La diplomatie Heureusement, la diplomatie commence à jouer un rôle important et surtout elle ne doit pas s’arrêter ici, elle continuera si elle croit obtenir le soutien de l’opinion publique. Il est particulièrement remarquable que le président des États-Unis, Barack Obama, ait pris officiellement position contre la loi adoptée par le parlement russe et le premier ministre du Royaume-Uni David Cameron a fait de même.
Chez nous, au Canada, après avoir pris position en faveur des droits d’homosexuels, le ministre des Affaires étrangères John Baird a été accusé par le groupe « REAL Women of Canada » (Vraies Femmes du Canada) de défendre ses intérêts personnels. Je connais ce groupe depuis plusieurs années pour les avoir croisées au parlement canadien lors des audiences sur le mariage gai. Leur intolérance et leur agressivité ne cessent de croître. Et, encore plus surprenant, le premier ministre Harper plaide pour le respect des droits des personnes homosexuelles et soutient son ministre des Affaires étrangères.
Les commanditaires (sponsors) Comme on le dit souvent, le nœud de la guerre, c’est l’argent. Or qui fait de l’argent avec les Jeux? Il se trouve que ce sont les commanditaires, ou sponsors, comme les appelle le CIO. Ce sont entre autres : Coca-Cola, McDonald, GE, Samsung, Omega et les fabricants de vêtements et autres accessoires comme Nike. Ils ont un rôle à jouer s’ils veulent conserver leur image de marque et ne pas être associés au gouvernement russe. La charte olympique interdit toute démonstration durant les Jeux. Seuls les logos des manufacturiers de vêtement peuvent apparaître sur les vêtements des athlètes. Je lance l’idée d’un modèle de vêtement griffé, une casquette de marque Rainbow pourrait faire le travail.
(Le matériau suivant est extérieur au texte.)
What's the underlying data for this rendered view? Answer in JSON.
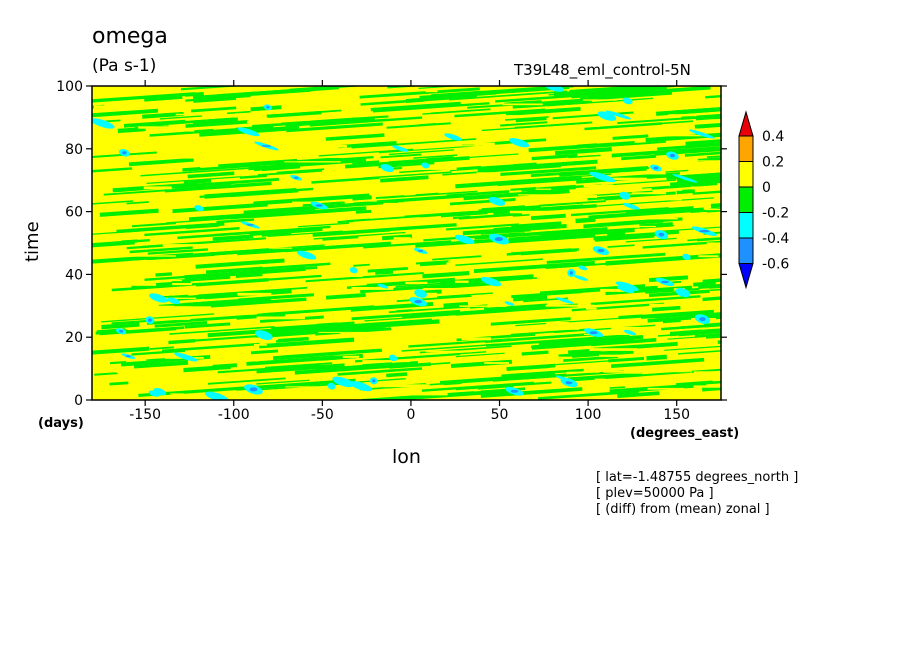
{
  "chart_data": {
    "type": "heatmap",
    "title": "omega",
    "units": "(Pa s-1)",
    "run_label": "T39L48_eml_control-5N",
    "xlabel": "lon",
    "ylabel": "time",
    "x_unit": "(degrees_east)",
    "y_unit": "(days)",
    "xlim": [
      -180,
      175
    ],
    "ylim": [
      0,
      100
    ],
    "x_ticks": [
      -150,
      -100,
      -50,
      0,
      50,
      100,
      150
    ],
    "x_tick_labels": [
      "-150",
      "-100",
      "-50",
      "0",
      "50",
      "100",
      "150"
    ],
    "y_ticks": [
      0,
      20,
      40,
      60,
      80,
      100
    ],
    "y_tick_labels": [
      "0",
      "20",
      "40",
      "60",
      "80",
      "100"
    ],
    "colorbar": {
      "levels": [
        "0.4",
        "0.2",
        "0",
        "-0.2",
        "-0.4",
        "-0.6"
      ],
      "colors": [
        "#e8000b",
        "#ffa500",
        "#ffff00",
        "#00ee00",
        "#00ffff",
        "#1e90ff",
        "#0000ff"
      ]
    },
    "field_description": "anomaly pattern of alternating positive (yellow) and slightly negative (green) streaks with scattered stronger negative (cyan/blue) patches tilted toward east with time",
    "notes": [
      "[ lat=-1.48755 degrees_north ]",
      "[ plev=50000 Pa ]",
      "[ (diff) from (mean) zonal ]"
    ]
  }
}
Les diffuseurs La diffusion des Jeux olympiques représente aussi une source de revenus majeure du mouvement olympique. Les diffuseurs du monde entier retransmettent les Jeux et sont présents avec leurs reporters et analystes. Ils pourront alors dénoncer la loi russe et présenter les images de leur choix.
Les athlètes Il serait injuste de faire porter le poids des politiques russes sur les épaules des athlètes et de compromettre leur participation à un événement mondial pour lequel ils se sont investis depuis des années. Ils doivent y aller en ayant la possibilité de prendre position avant ou après les Jeux.
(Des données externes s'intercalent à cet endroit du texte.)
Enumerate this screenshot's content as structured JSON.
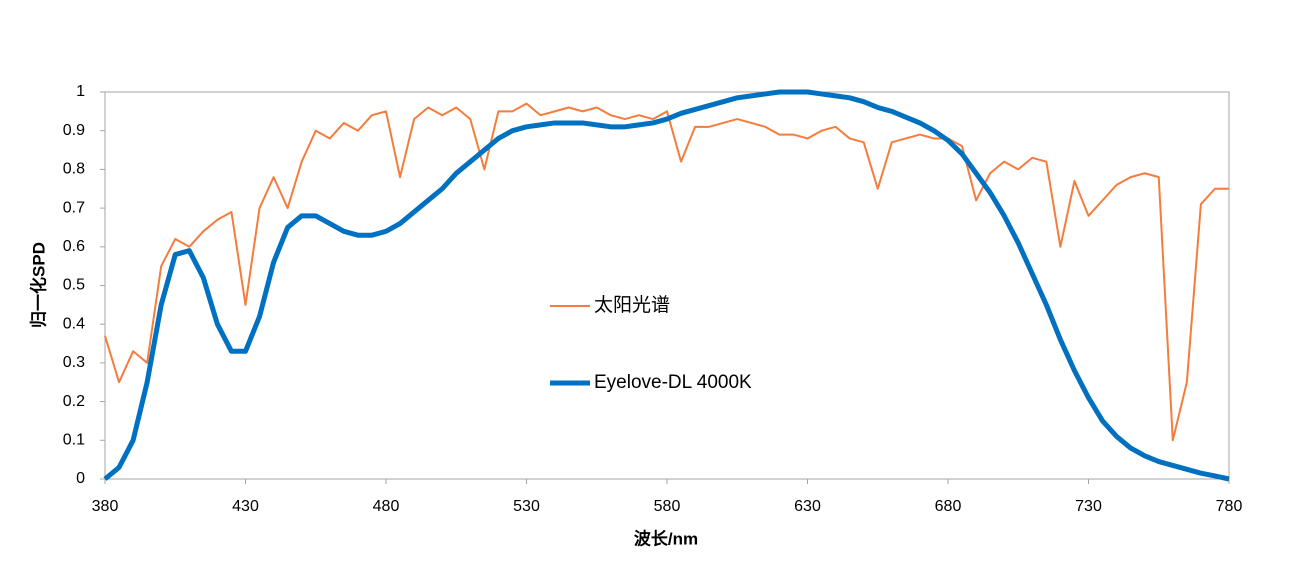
{
  "chart_data": {
    "type": "line",
    "x_label": "波长/nm",
    "y_label": "归一化SPD",
    "x": [
      380,
      385,
      390,
      395,
      400,
      405,
      410,
      415,
      420,
      425,
      430,
      435,
      440,
      445,
      450,
      455,
      460,
      465,
      470,
      475,
      480,
      485,
      490,
      495,
      500,
      505,
      510,
      515,
      520,
      525,
      530,
      535,
      540,
      545,
      550,
      555,
      560,
      565,
      570,
      575,
      580,
      585,
      590,
      595,
      600,
      605,
      610,
      615,
      620,
      625,
      630,
      635,
      640,
      645,
      650,
      655,
      660,
      665,
      670,
      675,
      680,
      685,
      690,
      695,
      700,
      705,
      710,
      715,
      720,
      725,
      730,
      735,
      740,
      745,
      750,
      755,
      760,
      765,
      770,
      775,
      780
    ],
    "series": [
      {
        "name": "太阳光谱",
        "color": "#f47c3c",
        "width": 2,
        "values": [
          0.37,
          0.25,
          0.33,
          0.3,
          0.55,
          0.62,
          0.6,
          0.64,
          0.67,
          0.69,
          0.45,
          0.7,
          0.78,
          0.7,
          0.82,
          0.9,
          0.88,
          0.92,
          0.9,
          0.94,
          0.95,
          0.78,
          0.93,
          0.96,
          0.94,
          0.96,
          0.93,
          0.8,
          0.95,
          0.95,
          0.97,
          0.94,
          0.95,
          0.96,
          0.95,
          0.96,
          0.94,
          0.93,
          0.94,
          0.93,
          0.95,
          0.82,
          0.91,
          0.91,
          0.92,
          0.93,
          0.92,
          0.91,
          0.89,
          0.89,
          0.88,
          0.9,
          0.91,
          0.88,
          0.87,
          0.75,
          0.87,
          0.88,
          0.89,
          0.88,
          0.88,
          0.86,
          0.72,
          0.79,
          0.82,
          0.8,
          0.83,
          0.82,
          0.6,
          0.77,
          0.68,
          0.72,
          0.76,
          0.78,
          0.79,
          0.78,
          0.1,
          0.25,
          0.71,
          0.75,
          0.75
        ]
      },
      {
        "name": "Eyelove-DL 4000K",
        "color": "#0070c0",
        "width": 5,
        "values": [
          0.0,
          0.03,
          0.1,
          0.25,
          0.45,
          0.58,
          0.59,
          0.52,
          0.4,
          0.33,
          0.33,
          0.42,
          0.56,
          0.65,
          0.68,
          0.68,
          0.66,
          0.64,
          0.63,
          0.63,
          0.64,
          0.66,
          0.69,
          0.72,
          0.75,
          0.79,
          0.82,
          0.85,
          0.88,
          0.9,
          0.91,
          0.915,
          0.92,
          0.92,
          0.92,
          0.915,
          0.91,
          0.91,
          0.915,
          0.92,
          0.93,
          0.945,
          0.955,
          0.965,
          0.975,
          0.985,
          0.99,
          0.995,
          1.0,
          1.0,
          1.0,
          0.995,
          0.99,
          0.985,
          0.975,
          0.96,
          0.95,
          0.935,
          0.92,
          0.9,
          0.875,
          0.84,
          0.79,
          0.74,
          0.68,
          0.61,
          0.53,
          0.45,
          0.36,
          0.28,
          0.21,
          0.15,
          0.11,
          0.08,
          0.06,
          0.045,
          0.035,
          0.025,
          0.015,
          0.008,
          0.0
        ]
      }
    ],
    "xlim": [
      380,
      780
    ],
    "xticks": [
      380,
      430,
      480,
      530,
      580,
      630,
      680,
      730,
      780
    ],
    "ylim": [
      0,
      1
    ],
    "yticks": [
      0,
      0.1,
      0.2,
      0.3,
      0.4,
      0.5,
      0.6,
      0.7,
      0.8,
      0.9,
      1
    ],
    "grid": false,
    "legend": "center"
  }
}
Jusqu’ici, on a peu parlé des athlètes russes gais ou lesbiennes. Je leur suggère de demander l’asile politique au Canada après les Jeux, ce serait un plus pour nous et une délivrance pour eux et pour elles.
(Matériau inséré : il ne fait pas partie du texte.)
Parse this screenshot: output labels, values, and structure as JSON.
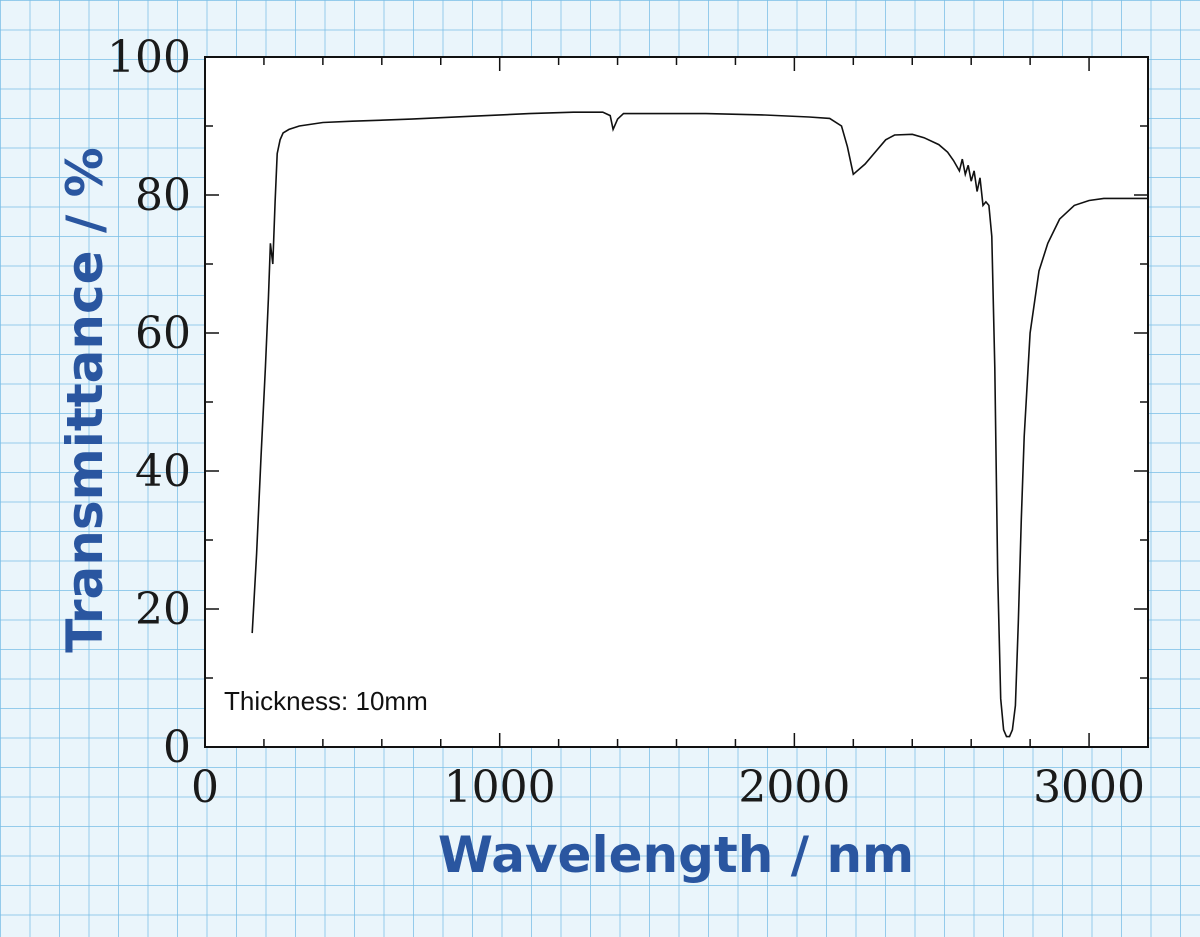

Les groupes de défense des droits La présente polémique autour de la loi russe fait le tour de la planète et le mouvement de réprobation ne s’essouffle pas, au contraire. Les groupes de défense des droits et les groupes LGBT braquent le projecteur sur la conduite des dirigeants russes. Aucune nation ne souhaite être mise au ban à cause de son intolérance envers ses minorités. La Russie semble incapable de suivre l’évolution sociale des pays développés.
La pression populaire et la Russie Le président Poutine n’a pas la réputation d’être un homme politique flexible. Dans son pays, sa position serait soutenue par la majorité de la population et par l’Église Orthodoxe. Bien sûr qu’il n’est pas facile de convaincre la majorité que les minorités doivent aussi avoir les mêmes droits, mais ce devoir revient aux leaders.
La tenue des JO est une opération de relations publiques pour les pays hôtes qui investissent une fortune dans leur organisation. La Russie doit savoir que son image sera ternie sur le plan international. Même la Chine qui n’a pas la réputation de respect des droits de la personne n’est pas allée aussi loin que la Russie. Le ministre russe des Sports, Vitaly Moutko, tente de se montrer rassurant et déclare que les droits des athlètes seront respectés et le président Poutine cherche à justifier sa position en associant l’homosexualité à la pédophilie.
Les jeux d’hiver de 2018 Lors de la cérémonie de clôture des prochains jeux d’hiver, la ville de Sotchi remettra le drapeau olympique à la ville de Pyeongchang, en République de Corée du Sud pour les jeux de 2018. On connaît peu de chose quant aux droits des personnes homosexuelles dans ce pays. Toutefois, j’espère que l’expérience de Sotchi donnera à réfléchir..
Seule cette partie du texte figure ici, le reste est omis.